Бобровский посмотрел на деда внимательно. Может, старик свихнулся от горя? Какая ещё миссия?
— Я слушаю.
— Так вот какое дело у меня, Алексей, — начал тесть и громко длинно икнул. — Ох! У тебя нет ли соды случайно?
— Вроде была где-то.
Бобровский достал из шкафчика пачку соды. В голове мелькнула дурацкая мысль, что ради этого тесть и приехал. Сейчас погасит изжогу и откланяется. Тесть насыпал половину чайной ложки в стакан, разбавил водой и выпил, тараща слезящиеся глаза.
— Получше? — спросил Бобровский.
— Погоди. Отдышусь.
Закипел чайник. Бобровский разлил кипяток по чашкам. Поискал сахар, но не нашёл. Тесть сидел прикрыв глаза, прислушивался к происходящему у него в желудке. Бобровский заметил в мусорном ведре пустую коробочку «Русского сахара». И вспомнил, как Настя в то утро кинула в чашку два последних кубика, а потом выбросила коробочку в ведро. И попросила его, Бобровского, купить сахар, потому что у неё вечером не будет сил и времени тащиться в магазин. Минут через десять она умерла.
— Алексей, — позвал тесть.
Прозвучало так, будто старик и сам собрался сейчас тут умереть.
— Что? — повернулся Бобровский. — Плохо?
— Нет, нет. У меня, значит, вот разговор к тебе.
— А, ну да, миссия, я помню.
Бобровский поставил на стол чашки с чаем. И понял, что тесть готовится сказать ему что-то очень неприятное.
— Сахара нет, — сказал Бобровский.
— Это ничего, — ответил тесть. — Я так, давай.
Он схватил чашку и стал шумно цедить горячий чай.

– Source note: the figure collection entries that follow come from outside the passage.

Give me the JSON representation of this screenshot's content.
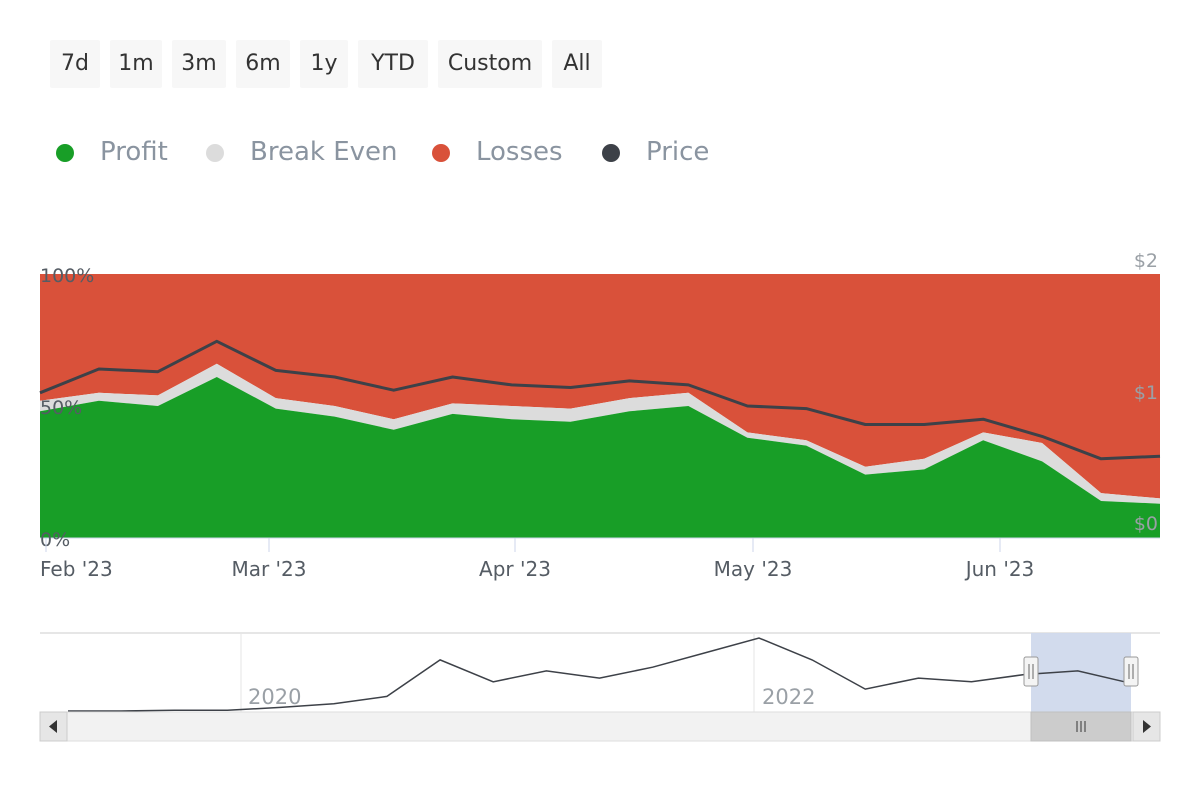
{
  "range_selector": {
    "buttons": [
      "7d",
      "1m",
      "3m",
      "6m",
      "1y",
      "YTD",
      "Custom",
      "All"
    ]
  },
  "legend": [
    {
      "label": "Profit",
      "color": "#189e27"
    },
    {
      "label": "Break Even",
      "color": "#dcdcdc"
    },
    {
      "label": "Losses",
      "color": "#d9513a"
    },
    {
      "label": "Price",
      "color": "#3d4148"
    }
  ],
  "colors": {
    "profit": "#189e27",
    "break_even": "#dcdcdc",
    "losses": "#d9513a",
    "price": "#3d4148",
    "navigator_mask": "#d0d9ec"
  },
  "chart_data": {
    "type": "area",
    "stacking": "percent",
    "x": [
      "2023-02-01",
      "2023-02-08",
      "2023-02-15",
      "2023-02-22",
      "2023-03-01",
      "2023-03-08",
      "2023-03-15",
      "2023-03-22",
      "2023-04-01",
      "2023-04-08",
      "2023-04-15",
      "2023-04-22",
      "2023-05-01",
      "2023-05-08",
      "2023-05-15",
      "2023-05-22",
      "2023-06-01",
      "2023-06-08",
      "2023-06-15",
      "2023-06-22"
    ],
    "series": [
      {
        "name": "Profit",
        "unit": "%",
        "values": [
          48,
          52,
          50,
          61,
          49,
          46,
          41,
          47,
          45,
          44,
          48,
          50,
          38,
          35,
          24,
          26,
          37,
          29,
          14,
          13
        ]
      },
      {
        "name": "Break Even",
        "unit": "%",
        "values": [
          4,
          3,
          4,
          5,
          4,
          4,
          4,
          4,
          5,
          5,
          5,
          5,
          2,
          2,
          3,
          4,
          3,
          7,
          3,
          2
        ]
      },
      {
        "name": "Losses",
        "unit": "%",
        "values": [
          48,
          45,
          46,
          34,
          47,
          50,
          55,
          49,
          50,
          51,
          47,
          45,
          60,
          63,
          73,
          70,
          60,
          64,
          83,
          85
        ]
      },
      {
        "name": "Price",
        "unit": "$",
        "axis": "right",
        "values": [
          1.1,
          1.28,
          1.26,
          1.49,
          1.27,
          1.22,
          1.12,
          1.22,
          1.16,
          1.14,
          1.19,
          1.16,
          1.0,
          0.98,
          0.86,
          0.86,
          0.9,
          0.77,
          0.6,
          0.62
        ]
      }
    ],
    "x_ticks": [
      "Feb '23",
      "Mar '23",
      "Apr '23",
      "May '23",
      "Jun '23"
    ],
    "y_left_ticks": [
      "0%",
      "50%",
      "100%"
    ],
    "y_right_ticks": [
      "$0",
      "$1",
      "$2"
    ],
    "ylim_left": [
      0,
      100
    ],
    "ylim_right": [
      0,
      2
    ],
    "navigator": {
      "labels": [
        "2020",
        "2022"
      ],
      "price": [
        0.0,
        0.0,
        0.01,
        0.01,
        0.05,
        0.1,
        0.2,
        0.7,
        0.4,
        0.55,
        0.45,
        0.6,
        0.8,
        1.0,
        0.7,
        0.3,
        0.45,
        0.4,
        0.5,
        0.55,
        0.38
      ]
    }
  }
}
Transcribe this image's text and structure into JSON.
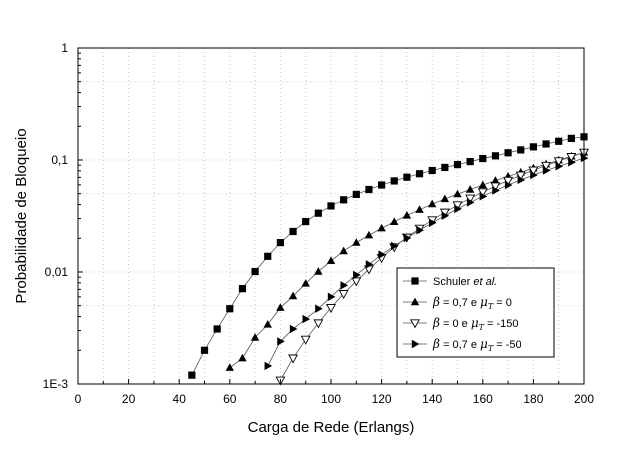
{
  "chart_data": {
    "type": "line",
    "title": "",
    "xlabel": "Carga de Rede (Erlangs)",
    "ylabel": "Probabilidade de Bloqueio",
    "xlim": [
      0,
      200
    ],
    "ylim": [
      0.001,
      1
    ],
    "yscale": "log",
    "grid": true,
    "legend_position": "bottom-right",
    "x_ticks": [
      0,
      20,
      40,
      60,
      80,
      100,
      120,
      140,
      160,
      180,
      200
    ],
    "x_tick_labels": [
      "0",
      "20",
      "40",
      "60",
      "80",
      "100",
      "120",
      "140",
      "160",
      "180",
      "200"
    ],
    "y_ticks": [
      0.001,
      0.01,
      0.1,
      1
    ],
    "y_tick_labels": [
      "1E-3",
      "0,01",
      "0,1",
      "1"
    ],
    "series": [
      {
        "name": "Schuler et al.",
        "marker": "square",
        "legend": {
          "prefix": "Schuler ",
          "italic": "et al."
        },
        "x": [
          45,
          50,
          55,
          60,
          65,
          70,
          75,
          80,
          85,
          90,
          95,
          100,
          105,
          110,
          115,
          120,
          125,
          130,
          135,
          140,
          145,
          150,
          155,
          160,
          165,
          170,
          175,
          180,
          185,
          190,
          195,
          200
        ],
        "y": [
          0.0012,
          0.002,
          0.0031,
          0.0047,
          0.0071,
          0.0101,
          0.0138,
          0.0183,
          0.023,
          0.0282,
          0.0335,
          0.0389,
          0.0441,
          0.0493,
          0.0545,
          0.0598,
          0.065,
          0.0702,
          0.0754,
          0.0806,
          0.0858,
          0.091,
          0.0968,
          0.103,
          0.109,
          0.116,
          0.123,
          0.131,
          0.139,
          0.147,
          0.156,
          0.161
        ]
      },
      {
        "name": "β = 0,7 e μT = 0",
        "marker": "triangle-up",
        "legend": {
          "beta": "0,7",
          "mu": "0"
        },
        "x": [
          60,
          65,
          70,
          75,
          80,
          85,
          90,
          95,
          100,
          105,
          110,
          115,
          120,
          125,
          130,
          135,
          140,
          145,
          150,
          155,
          160,
          165,
          170,
          175,
          180,
          185,
          190,
          195,
          200
        ],
        "y": [
          0.0014,
          0.0017,
          0.0026,
          0.0034,
          0.0048,
          0.0061,
          0.0079,
          0.0101,
          0.0126,
          0.0154,
          0.0183,
          0.0213,
          0.0246,
          0.0281,
          0.032,
          0.036,
          0.0404,
          0.0449,
          0.0496,
          0.0545,
          0.0598,
          0.0654,
          0.0714,
          0.0777,
          0.0845,
          0.0918,
          0.0996,
          0.108,
          0.117
        ]
      },
      {
        "name": "β = 0 e μT = -150",
        "marker": "triangle-down",
        "legend": {
          "beta": "0",
          "mu": "-150"
        },
        "x": [
          80,
          85,
          90,
          95,
          100,
          105,
          110,
          115,
          120,
          125,
          130,
          135,
          140,
          145,
          150,
          155,
          160,
          165,
          170,
          175,
          180,
          185,
          190,
          195,
          200
        ],
        "y": [
          0.00108,
          0.0017,
          0.0025,
          0.0035,
          0.0048,
          0.0064,
          0.0083,
          0.0106,
          0.0134,
          0.0167,
          0.0204,
          0.0245,
          0.0291,
          0.0341,
          0.0396,
          0.0455,
          0.0518,
          0.0585,
          0.0656,
          0.0731,
          0.081,
          0.0893,
          0.0979,
          0.107,
          0.117
        ]
      },
      {
        "name": "β = 0,7 e μT = -50",
        "marker": "triangle-right",
        "legend": {
          "beta": "0,7",
          "mu": "-50"
        },
        "x": [
          75,
          80,
          85,
          90,
          95,
          100,
          105,
          110,
          115,
          120,
          125,
          130,
          135,
          140,
          145,
          150,
          155,
          160,
          165,
          170,
          175,
          180,
          185,
          190,
          195,
          200
        ],
        "y": [
          0.00145,
          0.0024,
          0.0031,
          0.0038,
          0.0047,
          0.006,
          0.0076,
          0.0094,
          0.0117,
          0.0143,
          0.0171,
          0.0201,
          0.0236,
          0.0275,
          0.0318,
          0.0366,
          0.0418,
          0.0474,
          0.0534,
          0.0598,
          0.0664,
          0.0733,
          0.0805,
          0.0879,
          0.0955,
          0.104
        ]
      }
    ]
  }
}
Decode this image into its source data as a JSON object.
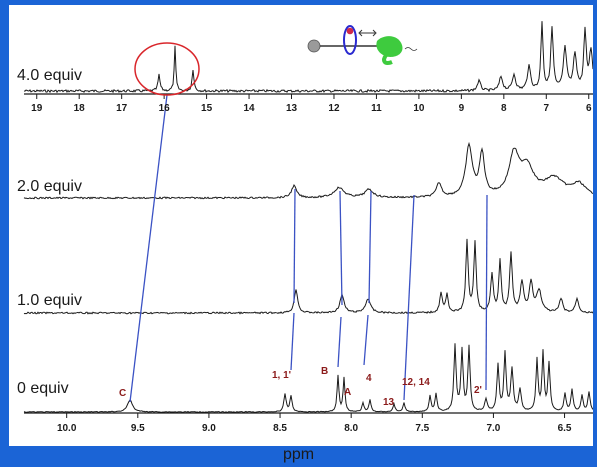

— Ладно, скажите уже, что хотели сказать. Не тяните.
Тесть поставил чашку.
— Алексей, ты должен съехать с этой квартиры.
Бобровский посмотрел в окно. На водостоке сидел голубь и внимательно наблюдал за происходящим в кухне.
— Слышишь? — сказал тесть.
— Слышу, — ответил Бобровский и повернулся к старику. — Куда?
— Что куда?
— Куда мне съехать?
— Ну, это… знаешь… Дело-то в чём… — замямлил старик. — Мы ведь купили эту квартиру с Ларисой Ивановной, когда Настя школу кончала. Я сам пороги обивал. Титову письмо писал.
— Какому Титову? — спросил Бобровский.
— Космонавту. Герману Титову. Я же сам лётчик. Хоть и гражданский. Потом поставили на очередь. Когда Настя поженилась…
— Вышла замуж, — поправил Бобровский.
— Мы вам квартиру отдали. Потому что, ну надо же жить где-то, да? Ты сам без угла был. А Настя тоже после учёбы к нам бы вернулась.
— Я понял, — махнул рукой Бобровский. — Квартира не моя. Делать мне тут нехрен.
— Ну зачем ты так-то? — обиделся тесть.
— А как? Ну если называть вещи своими именами.
Бобровский снова посмотрел в окно. Голубь был на месте.
— Алексей, ты сам должен понять, — сказал тесть. — У нас вот сын ещё. Трое внуков. Им помогать надо. Мы собираемся продать квартиру.
— А мне куда идти? — спросил Бобровский.
— Если в суд, то смысла нет, точно тебе говорю, — ответил тесть торопливо. — Квартиру мы на Настю не записывали. Просто вот дали вам тут жить. Думали, может, внуки будут. Всё как у людей.